Gene Balk, The Seattle Times on

Published in Business News

Has the tech industry, and the preponderance of tech workers, had a positive or negative impact on Seattle?

There's a wide range of feelings among city residents, but overall, it seems most folks think it's been positive. A Seattle Times/Suffolk University poll this year found 67% of Seattleites think the tech industry has generally improved life in the city.

That's probably just as well, because census data released this month shows tech workers have never had a more outsize presence in Seattle than they did in 2022.

According to the data, which is part of the Census Bureau's annual American Community Survey, the number of employed people living in Seattle was effectively unchanged between 2019 and 2022 — a total of around 467,500 city residents who worked a full-time or part-time job.
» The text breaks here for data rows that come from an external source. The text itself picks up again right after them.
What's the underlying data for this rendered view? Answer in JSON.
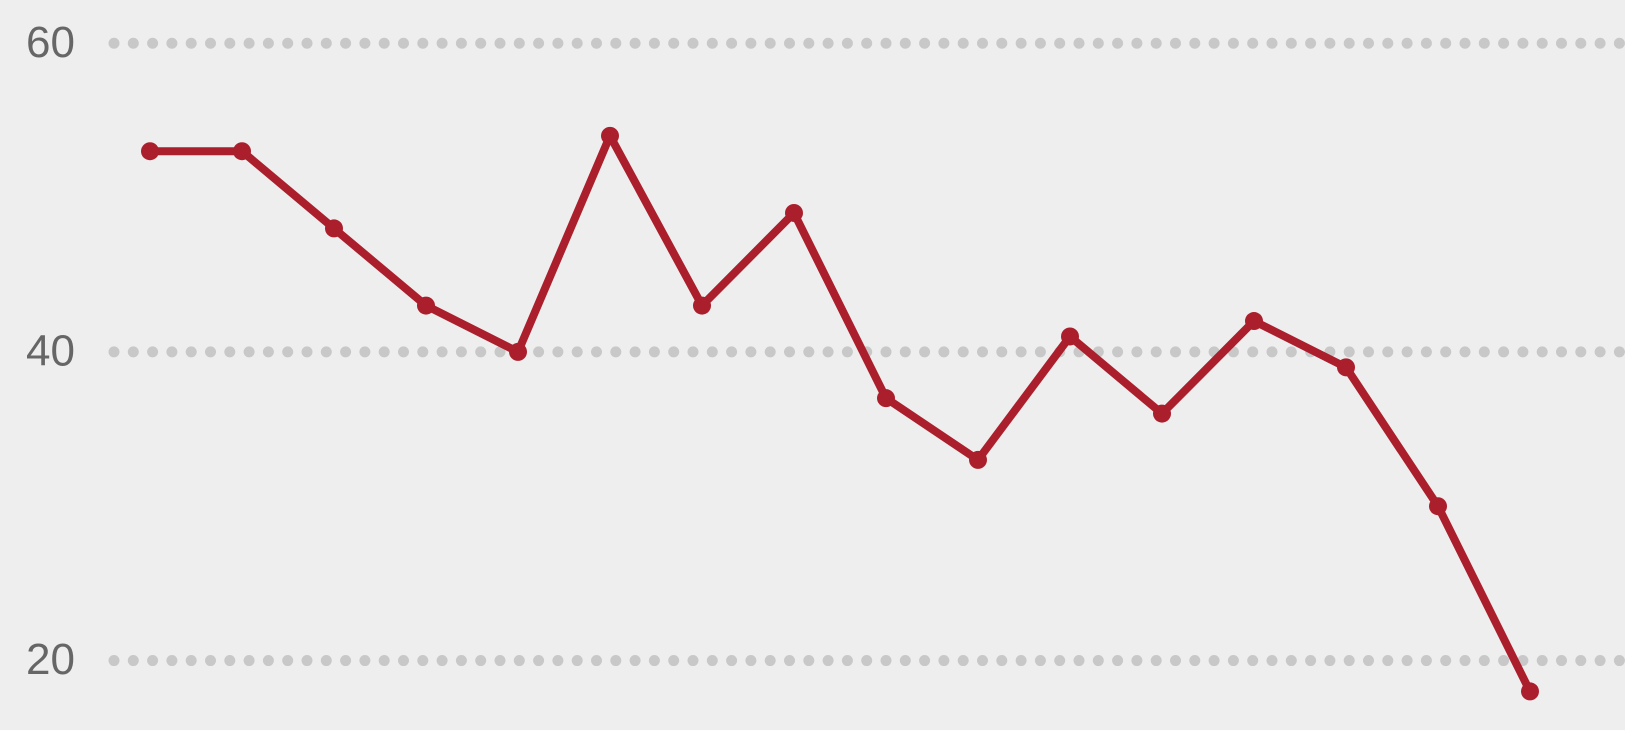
{
  "chart_data": {
    "type": "line",
    "categories": [
      null,
      null,
      null,
      null,
      null,
      null,
      null,
      null,
      null,
      null,
      null,
      null,
      null,
      null,
      null,
      null
    ],
    "series": [
      {
        "color": "#ab1f2d",
        "values": [
          53,
          53,
          48,
          43,
          40,
          54,
          43,
          49,
          37,
          33,
          41,
          36,
          42,
          39,
          30,
          18
        ]
      }
    ],
    "ylim": [
      15.5,
      62.8
    ],
    "yticks": [
      20,
      40,
      60
    ],
    "grid": true
  }
}
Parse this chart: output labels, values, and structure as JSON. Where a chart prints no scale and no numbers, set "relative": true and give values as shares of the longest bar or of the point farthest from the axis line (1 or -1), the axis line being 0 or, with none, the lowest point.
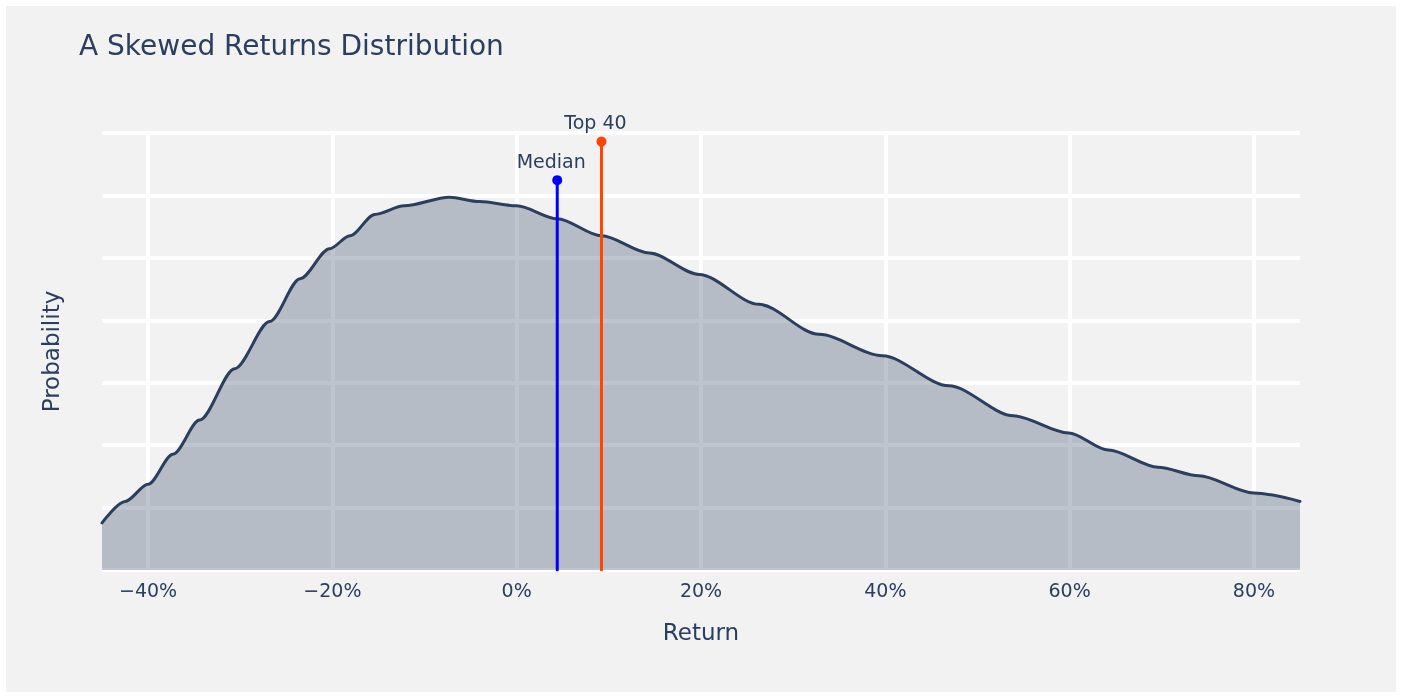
{
  "chart_data": {
    "type": "area",
    "title": "A Skewed Returns Distribution",
    "xlabel": "Return",
    "ylabel": "Probability",
    "relative": true,
    "grid": true,
    "xlim": [
      -45,
      85
    ],
    "xticks": [
      {
        "value": -40,
        "label": "−40%"
      },
      {
        "value": -20,
        "label": "−20%"
      },
      {
        "value": 0,
        "label": "0%"
      },
      {
        "value": 20,
        "label": "20%"
      },
      {
        "value": 40,
        "label": "40%"
      },
      {
        "value": 60,
        "label": "60%"
      },
      {
        "value": 80,
        "label": "80%"
      }
    ],
    "series": [
      {
        "color": "#2a3f5f",
        "x": [
          -45,
          -42.5,
          -40,
          -37.3,
          -34.4,
          -30.6,
          -26.8,
          -23.5,
          -20.3,
          -18.1,
          -15.4,
          -12.2,
          -7.3,
          -4,
          0,
          4.4,
          9.2,
          14.4,
          19.8,
          26.3,
          32.8,
          39.7,
          46.9,
          53.9,
          59.9,
          64.2,
          69.6,
          74,
          80,
          85
        ],
        "values": [
          0.11,
          0.16,
          0.2,
          0.27,
          0.35,
          0.47,
          0.58,
          0.68,
          0.75,
          0.78,
          0.83,
          0.85,
          0.87,
          0.86,
          0.85,
          0.82,
          0.78,
          0.74,
          0.69,
          0.62,
          0.55,
          0.5,
          0.43,
          0.36,
          0.32,
          0.28,
          0.24,
          0.22,
          0.18,
          0.16
        ]
      },
      {
        "type": "line",
        "name": "Median",
        "color": "#0000ff",
        "marker": "circle",
        "x": [
          4.4,
          4.4
        ],
        "values": [
          0,
          0.91
        ]
      },
      {
        "type": "line",
        "name": "Top 40",
        "color": "#ff4500",
        "marker": "circle",
        "x": [
          9.2,
          9.2
        ],
        "values": [
          0,
          1
        ]
      }
    ]
  }
}
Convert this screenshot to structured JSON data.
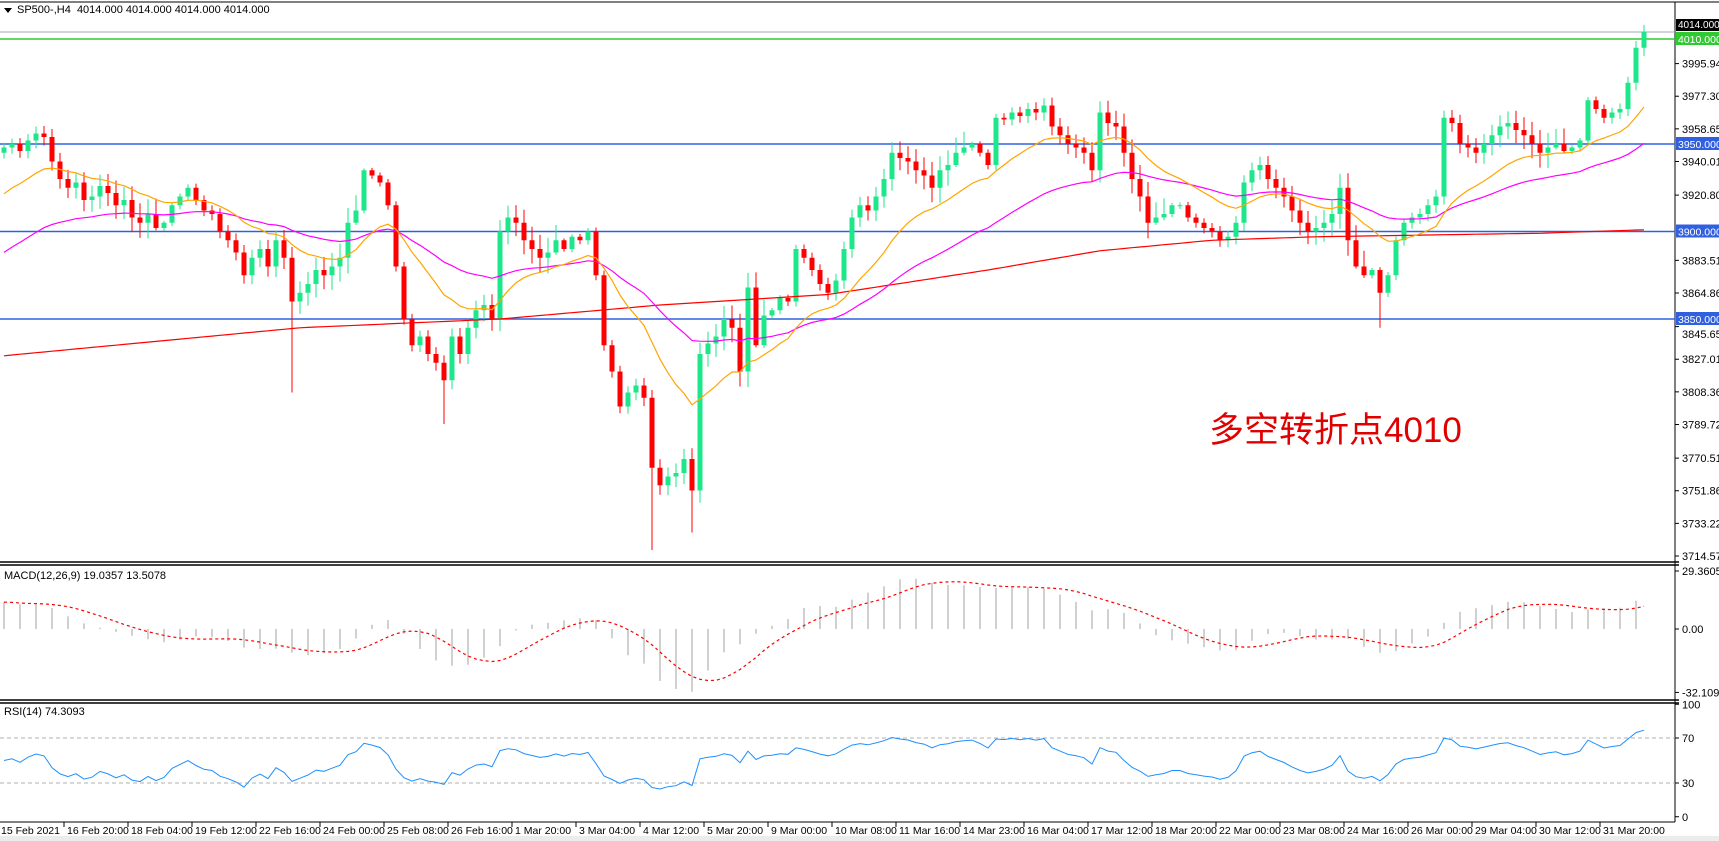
{
  "header": {
    "symbol": "SP500-,H4",
    "ohlc": "4014.000 4014.000 4014.000 4014.000"
  },
  "annotation": "多空转折点4010",
  "colors": {
    "bull": "#1ee68a",
    "bear": "#ff0000",
    "support_lines": "#3060e0",
    "pivot_line": "#31c931",
    "ma_fast": "#ffa500",
    "ma_mid": "#ff00ff",
    "ma_slow": "#ff0000",
    "macd_hist": "#c0c0c0",
    "macd_signal": "#ff0000",
    "rsi": "#1e90ff"
  },
  "chart_data": [
    {
      "type": "candlestick",
      "title": "SP500-,H4",
      "ylim": [
        3714.575,
        4025
      ],
      "price_axis_labels": [
        "3995.945",
        "3977.300",
        "3958.655",
        "3940.010",
        "3920.800",
        "3883.510",
        "3864.865",
        "3845.655",
        "3827.010",
        "3808.365",
        "3789.720",
        "3770.510",
        "3751.865",
        "3733.220",
        "3714.575"
      ],
      "price_axis_values": [
        3995.945,
        3977.3,
        3958.655,
        3940.01,
        3920.8,
        3883.51,
        3864.865,
        3845.655,
        3827.01,
        3808.365,
        3789.72,
        3770.51,
        3751.865,
        3733.22,
        3714.575
      ],
      "first_time_label": "15 Feb 2021",
      "time_labels": [
        "16 Feb 20:00",
        "18 Feb 04:00",
        "19 Feb 12:00",
        "22 Feb 16:00",
        "24 Feb 00:00",
        "25 Feb 08:00",
        "26 Feb 16:00",
        "1 Mar 20:00",
        "3 Mar 04:00",
        "4 Mar 12:00",
        "5 Mar 20:00",
        "9 Mar 00:00",
        "10 Mar 08:00",
        "11 Mar 16:00",
        "14 Mar 23:00",
        "16 Mar 04:00",
        "17 Mar 12:00",
        "18 Mar 20:00",
        "22 Mar 00:00",
        "23 Mar 08:00",
        "24 Mar 16:00",
        "26 Mar 00:00",
        "29 Mar 04:00",
        "30 Mar 12:00",
        "31 Mar 20:00"
      ],
      "close": [
        3948,
        3950,
        3946,
        3952,
        3956,
        3954,
        3940,
        3930,
        3925,
        3928,
        3918,
        3920,
        3926,
        3922,
        3915,
        3918,
        3908,
        3905,
        3910,
        3902,
        3905,
        3915,
        3920,
        3925,
        3918,
        3912,
        3910,
        3900,
        3895,
        3888,
        3875,
        3885,
        3890,
        3880,
        3895,
        3885,
        3860,
        3865,
        3870,
        3878,
        3875,
        3880,
        3885,
        3905,
        3912,
        3935,
        3932,
        3928,
        3915,
        3880,
        3850,
        3835,
        3840,
        3830,
        3825,
        3815,
        3840,
        3830,
        3845,
        3855,
        3858,
        3850,
        3900,
        3908,
        3905,
        3895,
        3890,
        3885,
        3888,
        3895,
        3890,
        3897,
        3895,
        3900,
        3875,
        3835,
        3820,
        3800,
        3808,
        3812,
        3805,
        3765,
        3755,
        3760,
        3762,
        3770,
        3752,
        3830,
        3836,
        3840,
        3850,
        3845,
        3820,
        3868,
        3835,
        3852,
        3855,
        3862,
        3860,
        3890,
        3885,
        3878,
        3870,
        3865,
        3872,
        3890,
        3908,
        3915,
        3912,
        3920,
        3930,
        3945,
        3942,
        3940,
        3935,
        3932,
        3925,
        3935,
        3938,
        3945,
        3948,
        3950,
        3945,
        3938,
        3965,
        3964,
        3968,
        3966,
        3970,
        3968,
        3972,
        3960,
        3955,
        3950,
        3948,
        3945,
        3935,
        3968,
        3962,
        3960,
        3945,
        3930,
        3920,
        3905,
        3908,
        3910,
        3915,
        3915,
        3908,
        3905,
        3902,
        3900,
        3895,
        3897,
        3905,
        3928,
        3935,
        3938,
        3930,
        3925,
        3920,
        3912,
        3905,
        3900,
        3902,
        3905,
        3910,
        3925,
        3895,
        3880,
        3875,
        3878,
        3865,
        3875,
        3895,
        3905,
        3908,
        3910,
        3915,
        3920,
        3965,
        3962,
        3950,
        3948,
        3945,
        3950,
        3955,
        3960,
        3962,
        3958,
        3955,
        3950,
        3945,
        3948,
        3950,
        3946,
        3948,
        3952,
        3975,
        3970,
        3965,
        3968,
        3970,
        3985,
        4005,
        4014
      ],
      "first_open": 3945,
      "low_extremes": {
        "36": 3808,
        "55": 3790,
        "81": 3718,
        "86": 3728,
        "172": 3845
      },
      "ma_slow_points": [
        [
          0,
          3829
        ],
        [
          37,
          3845
        ],
        [
          62,
          3850
        ],
        [
          82,
          3858
        ],
        [
          103,
          3864
        ],
        [
          123,
          3878
        ],
        [
          137,
          3889
        ],
        [
          151,
          3895
        ],
        [
          164,
          3897
        ],
        [
          192,
          3899
        ],
        [
          205,
          3901
        ]
      ],
      "horizontal_lines": [
        {
          "price": 4010,
          "label": "4010.000",
          "color": "#31c931"
        },
        {
          "price": 3950,
          "label": "3950.000",
          "color": "#3060e0"
        },
        {
          "price": 3900,
          "label": "3900.000",
          "color": "#3060e0"
        },
        {
          "price": 3850,
          "label": "3850.000",
          "color": "#3060e0"
        }
      ],
      "current_price": {
        "price": 4014,
        "label": "4014.000"
      }
    },
    {
      "type": "bar",
      "title": "MACD(12,26,9) 19.0357 13.5078",
      "ylim": [
        -32.1096,
        29.3605
      ],
      "axis_labels": [
        "29.3605",
        "0.00",
        "-32.1096"
      ]
    },
    {
      "type": "line",
      "title": "RSI(14) 74.3093",
      "ylim": [
        0,
        100
      ],
      "levels": [
        30,
        70
      ],
      "axis_labels": [
        "100",
        "70",
        "30",
        "0"
      ]
    }
  ]
}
But in the same period, the estimated number of Seattle residents employed in a computer or mathematical occupation increased by around 10,000, hitting a record 68,700.

That represents about 15% of all Seattle residents who are employed, or around one in seven. No major city comes close to Seattle for the share of residents working in tech jobs.

It should be noted that the "computer or mathematical occupations" category does include some non-tech jobs, notably actuaries. But it's overwhelmingly made up of people working in tech fields.

In 2019, about 12% of Seattle workers were in computer or mathematical occupations, which was already very high. But now Seattle really is in a geeky league of its own.

The cities that come closest, you may have already guessed, are the two Bay Area tech hubs. San Francisco and San Jose ranked second and third behind Seattle, in that order, but weren't even that close to Seattle. In both, tech workers made up nearly 11% of the total number of employed residents. San Jose had an estimated 56,000 tech workers, and San Francisco had around 51,000.

Austin had the fourth highest percentage among the 50 largest cities at 9%, followed by Atlanta at 8%.


Tech jobs often pay well, of course, and the cities with a high share of tech workers tend to be among the most affluent. In Seattle, the median earnings for a person employed full-time in a computer or mathematical occupation was $154,700 in 2022, census data shows.

Conversely, big cities with the lowest share of tech workers tend to be less affluent places. Fresno, Miami, Memphis and Detroit ranked at the bottom for the share of tech workers, each at less than 2%.

If you look at the raw number of tech workers instead of the percentage, there is still only one city among the nation's 50 largest that beats out Seattle: New York, with around 164,000 city residents employed in computer or mathematical occupations. While that's more than double Seattle's 68,700, keep in mind there are also more than 4 million employed people living in New York — that's nearly nine times greater than the number in Seattle. Tech workers only make up around 4% of New York's employed population.

During the pandemic, Amazon went on a hiring spree, which surely helped boost the number of tech workers in Seattle, and may also partly explain the big increase seen in the 2022 census data. More recently, though, the pace of tech hiring has slowed, and there have been layoffs at Amazon and Microsoft. It's certainly possible the total number of tech workers living in Seattle might be a little lower in 2023 than it was last year.

While the number of Seattle residents employed in tech jobs increased by 10,000 from 2019 to 2022, some other occupations declined.

The census data shows the number of Seattle residents working in office and administrative support positions dropped by around 9,600, the biggest decrease of any job category. It's also not too surprising when you consider how the rise in remote work during the pandemic left many offices empty.

There was another job category with a significant drop in this period: food preparation and serving-related occupations, which fell by about 7,000.

While Seattle stands out among major cities, some smaller cities had an even more dominant tech-worker presence. Among all U.S. cities with at least 65,000 residents, Redmond, Washington, ranked No. 1 — in 2022, 35% of employed residents worked in a computer or mathematical occupation in Microsoft's hometown.